(Reuters) – A California cookie maker on Tuesday sued Hershey Co for the right to keep using a stylized chocolate chip teardrop on its packaging, after Hershey complained it looked too much like its famous Hershey’s Kisses.
The Cookie Department Inc said Hershey’s threatened trademark lawsuit accusing it of borrowing Kisses’ “conical configuration” without permission was in retaliation for its own lawsuit accusing Hershey of infringing its “Tough Cookie” mark.
Cookie Department said the teardrop it has used since 2009 merely depicts the “universally known” shape of a chocolate chip, and called Hershey’s threatened lawsuit a “strategic ploy” to have it soften its stance in the Tough Cookie case.
It also called the Kisses marks “inherently weak” because the design and shape of Kisses are the same as those of chocolate and baking chips used worldwide since the 1940s.

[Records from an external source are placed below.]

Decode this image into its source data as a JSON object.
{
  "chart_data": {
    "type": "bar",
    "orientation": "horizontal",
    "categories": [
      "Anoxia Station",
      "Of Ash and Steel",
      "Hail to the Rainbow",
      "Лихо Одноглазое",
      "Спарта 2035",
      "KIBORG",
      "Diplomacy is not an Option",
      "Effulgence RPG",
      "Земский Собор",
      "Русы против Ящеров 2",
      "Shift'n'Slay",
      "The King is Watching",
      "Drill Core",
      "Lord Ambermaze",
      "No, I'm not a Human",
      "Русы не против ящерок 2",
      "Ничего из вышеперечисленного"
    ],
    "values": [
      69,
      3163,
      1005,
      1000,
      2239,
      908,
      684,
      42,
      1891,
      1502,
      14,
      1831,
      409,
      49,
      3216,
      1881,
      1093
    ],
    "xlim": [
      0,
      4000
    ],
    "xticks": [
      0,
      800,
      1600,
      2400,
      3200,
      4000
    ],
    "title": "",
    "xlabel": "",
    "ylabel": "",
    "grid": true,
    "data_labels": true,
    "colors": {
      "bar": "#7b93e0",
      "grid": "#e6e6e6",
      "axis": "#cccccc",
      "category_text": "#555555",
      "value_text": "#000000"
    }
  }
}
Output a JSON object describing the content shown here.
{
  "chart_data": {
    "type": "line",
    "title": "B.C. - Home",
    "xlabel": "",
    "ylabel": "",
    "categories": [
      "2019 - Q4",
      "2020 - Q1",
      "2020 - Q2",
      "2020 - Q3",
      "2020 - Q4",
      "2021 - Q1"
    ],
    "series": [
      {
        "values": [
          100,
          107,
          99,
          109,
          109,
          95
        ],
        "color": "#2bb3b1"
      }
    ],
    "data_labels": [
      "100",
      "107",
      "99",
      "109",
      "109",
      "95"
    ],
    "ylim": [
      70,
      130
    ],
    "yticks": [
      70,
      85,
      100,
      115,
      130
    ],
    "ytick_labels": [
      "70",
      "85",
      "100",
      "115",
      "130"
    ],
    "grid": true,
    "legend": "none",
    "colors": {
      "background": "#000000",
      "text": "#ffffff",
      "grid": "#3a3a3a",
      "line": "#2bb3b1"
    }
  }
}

The Berkeley-based cookie maker is seeking an order from a San Francisco federal judge that it has not infringed Hershey’s intellectual property rights in Hershey’s Kisses.
Hershey spokesman Jeff Beckman said the company does not discuss pending litigation.
The Tough Cookie lawsuit concerns Hershey’s use of the phrase “Tough Cookies Only” on packaging for One protein bars. Cookie Department said a mediation is scheduled for Sept. 16.
Hershey, headquartered at 19 East Chocolate Avenue in Hershey, Pennsylvania, invented Hershey’s Kisses in 1907, and according to court papers has had related trademark registrations since at least 1976.
It said average annual U.S. sales of Kisses products exceeded $490 million over the last five years.
The case is Cookie Department Inc v Hershey Co et al, U.S. District Court, Northern District of California, No. 21-06743.